Background

Sensitivity and specificity are considered to be important quality assurance indicators for the performance of screening. The sensitivity of a breast cancer screening programme (BCSP) is calculated using the detection rate (DR) of screen-detected cancers and the interval cancer rate (ICR). The number of published studies that report interval cancers on a national level is scarce [1,2,3,4]. Data on nationwide interval cancers are difficult to obtain, as an accurate linkage between national screening data and the national cancer registry is required.
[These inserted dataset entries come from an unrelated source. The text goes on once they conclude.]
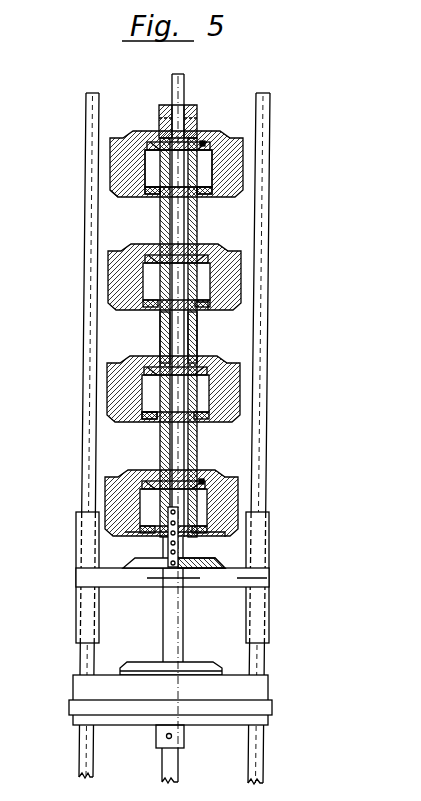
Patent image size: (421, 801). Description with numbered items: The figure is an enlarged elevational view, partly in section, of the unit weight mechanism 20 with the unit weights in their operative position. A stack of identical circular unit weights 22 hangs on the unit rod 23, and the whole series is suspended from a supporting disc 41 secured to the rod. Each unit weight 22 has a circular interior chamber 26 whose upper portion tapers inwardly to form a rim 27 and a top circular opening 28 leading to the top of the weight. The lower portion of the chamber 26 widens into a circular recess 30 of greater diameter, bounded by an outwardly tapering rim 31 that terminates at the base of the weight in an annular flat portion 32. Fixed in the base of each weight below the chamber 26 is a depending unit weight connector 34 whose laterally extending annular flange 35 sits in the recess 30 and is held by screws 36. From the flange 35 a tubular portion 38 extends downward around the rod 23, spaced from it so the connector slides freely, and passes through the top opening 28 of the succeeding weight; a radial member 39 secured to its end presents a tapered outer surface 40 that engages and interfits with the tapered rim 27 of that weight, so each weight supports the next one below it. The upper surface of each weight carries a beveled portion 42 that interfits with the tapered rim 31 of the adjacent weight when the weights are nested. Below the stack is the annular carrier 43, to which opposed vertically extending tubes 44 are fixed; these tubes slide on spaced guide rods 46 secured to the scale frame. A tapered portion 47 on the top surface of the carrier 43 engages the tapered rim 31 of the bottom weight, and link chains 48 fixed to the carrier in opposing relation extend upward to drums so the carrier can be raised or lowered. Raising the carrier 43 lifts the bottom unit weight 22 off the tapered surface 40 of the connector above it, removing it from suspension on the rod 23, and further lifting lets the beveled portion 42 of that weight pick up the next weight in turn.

The unit weight mechanism 20 is at (277, 96).
The unit weight 22 is at (245, 142).
The unit rod 23 is at (175, 232).
The interior chamber 26 is at (210, 162).
The rim 27 is at (205, 137).
The top circular opening 28 is at (196, 130).
The circular recess 30 is at (232, 193).
The tapering rim 31 is at (222, 199).
The annular flat portion 32 is at (110, 200).
The unit weight connector 34 is at (197, 341).
The annular flange 35 is at (200, 308).
The screws 36 is at (242, 292).
The tubular portion 38 is at (160, 338).
The radial member 39 is at (226, 381).
The tapered outer surface 40 is at (222, 476).
The supporting disc 41 is at (162, 118).
The beveled portion 42 is at (125, 470).
The carrier 43 is at (270, 578).
The tubes 44 is at (85, 612).
The guide rods 46 is at (92, 403).
The tapered portion 47 is at (230, 566).
The link chains 48 is at (168, 548).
In addition, because the number of interval cancers can only be determined at the end of an interval between screening rounds, there is an inherent delay in the availability of the data (usually two years), compared to data on cancers detected at screening.
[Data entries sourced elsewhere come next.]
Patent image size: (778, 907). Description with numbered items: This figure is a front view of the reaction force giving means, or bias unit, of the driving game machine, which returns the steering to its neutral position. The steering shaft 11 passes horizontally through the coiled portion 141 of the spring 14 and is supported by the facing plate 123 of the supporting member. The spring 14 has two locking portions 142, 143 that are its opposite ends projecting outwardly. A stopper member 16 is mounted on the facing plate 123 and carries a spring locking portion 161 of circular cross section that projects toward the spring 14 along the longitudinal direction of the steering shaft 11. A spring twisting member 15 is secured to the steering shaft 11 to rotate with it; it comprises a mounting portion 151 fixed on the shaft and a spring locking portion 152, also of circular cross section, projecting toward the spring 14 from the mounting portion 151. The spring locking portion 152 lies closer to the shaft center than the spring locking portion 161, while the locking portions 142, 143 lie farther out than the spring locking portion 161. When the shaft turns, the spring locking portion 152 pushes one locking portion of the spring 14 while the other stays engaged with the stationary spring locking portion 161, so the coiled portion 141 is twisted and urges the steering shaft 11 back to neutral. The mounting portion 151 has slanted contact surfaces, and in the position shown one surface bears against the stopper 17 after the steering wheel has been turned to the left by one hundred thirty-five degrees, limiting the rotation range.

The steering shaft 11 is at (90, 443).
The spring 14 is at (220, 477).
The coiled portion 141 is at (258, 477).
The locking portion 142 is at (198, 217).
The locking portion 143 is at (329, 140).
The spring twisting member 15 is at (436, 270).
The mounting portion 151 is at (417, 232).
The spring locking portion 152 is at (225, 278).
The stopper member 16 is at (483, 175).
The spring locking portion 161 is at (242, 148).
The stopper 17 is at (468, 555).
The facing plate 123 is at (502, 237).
In the past decade, many Western BCSPs made the transition from screen-film mammography (SFM) to digital mammography screening (DM) [5,6,7,8,9]. DM has been shown to influence the performance of BCSPs, leading to higher detection rates than SFM, through increased recall rates [6, 10,11,12,13]. In most studies, the increase in cancer detection was largely driven by a significant rise in the detection of DCIS. It has been argued that increased DCIS detection leads to a substantial rise in overdiagnosis of breast cancer without contributing to breast cancer mortality reduction. However, a recently published study showed an association between increased screen-detection of DCIS and fewer subsequent invasive interval cancer cases [14]. DM may thus also have the potential to lower ICRs.
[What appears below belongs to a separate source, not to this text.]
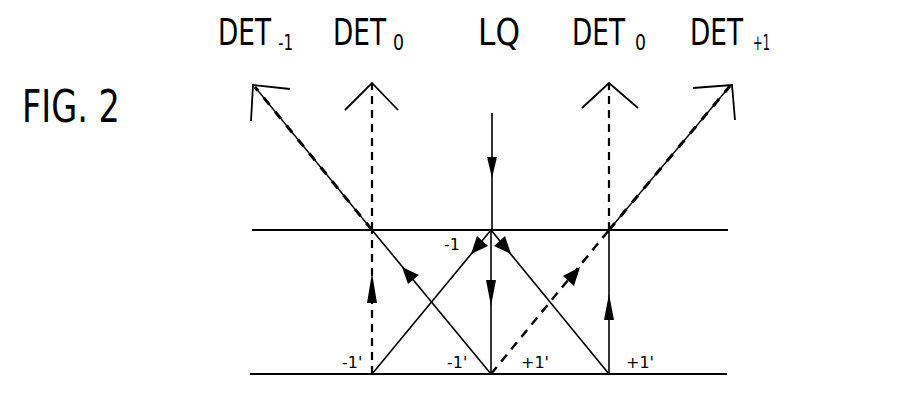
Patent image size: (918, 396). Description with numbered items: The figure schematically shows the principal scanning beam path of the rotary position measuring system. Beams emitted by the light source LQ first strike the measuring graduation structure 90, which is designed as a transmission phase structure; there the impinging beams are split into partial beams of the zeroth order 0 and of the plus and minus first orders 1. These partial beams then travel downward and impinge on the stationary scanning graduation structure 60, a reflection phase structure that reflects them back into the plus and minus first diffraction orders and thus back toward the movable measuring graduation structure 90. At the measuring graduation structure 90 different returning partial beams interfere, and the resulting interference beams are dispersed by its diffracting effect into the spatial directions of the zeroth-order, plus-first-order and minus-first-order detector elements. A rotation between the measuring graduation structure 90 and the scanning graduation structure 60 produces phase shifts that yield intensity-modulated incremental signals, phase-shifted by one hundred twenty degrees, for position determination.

The measuring graduation structure 90 is at (712, 230).
The scanning graduation structure 60 is at (707, 373).
The partial beam of zeroth order 0 is at (498, 302).
The partial beam of first order 1 is at (550, 302).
In the Netherlands, the transition from SFM to DM was realised between 2003 and 2010 [15, 16]. In the same period, the percentage of 2-view mammography at subsequent screens increased from 50% to over 90% [17, 18]. Several Dutch studies showed statistically significant improvements in cancer detection for DM compared to SFM [13, 19,20,21,22], whereas others found no significant differences [16, 23]. However, so far, only regional interval cancer rates during the transition to DM in the Netherlands have been published [16, 21] and programme sensitivity on a national level was therefore not calculated.

The objective of this study was to evaluate the national performance of the BCSP in the Netherlands during the transition period to DM by assessing programme sensitivity and specificity, using screen-detected and interval cancers between 2004 and 2011.

Methods

Dutch breast cancer screening programme

The Dutch BCSP is carried out by 5 regional Cancer Screening Organisations (65 screening units), which invite all eligible women based on the population registry, aged 50–74 years, biennially to take part in screening. The attendance rate is around 80%. From 2003 onwards, a pilot phase started in which DM was introduced next to SFM, increasing the proportion of DM from 1% to 7% of all screens in 2007. This period was followed by a roll-out phase in which DM expanded from 10% in 2008, to 42% in 2009 and 100% in June 2010.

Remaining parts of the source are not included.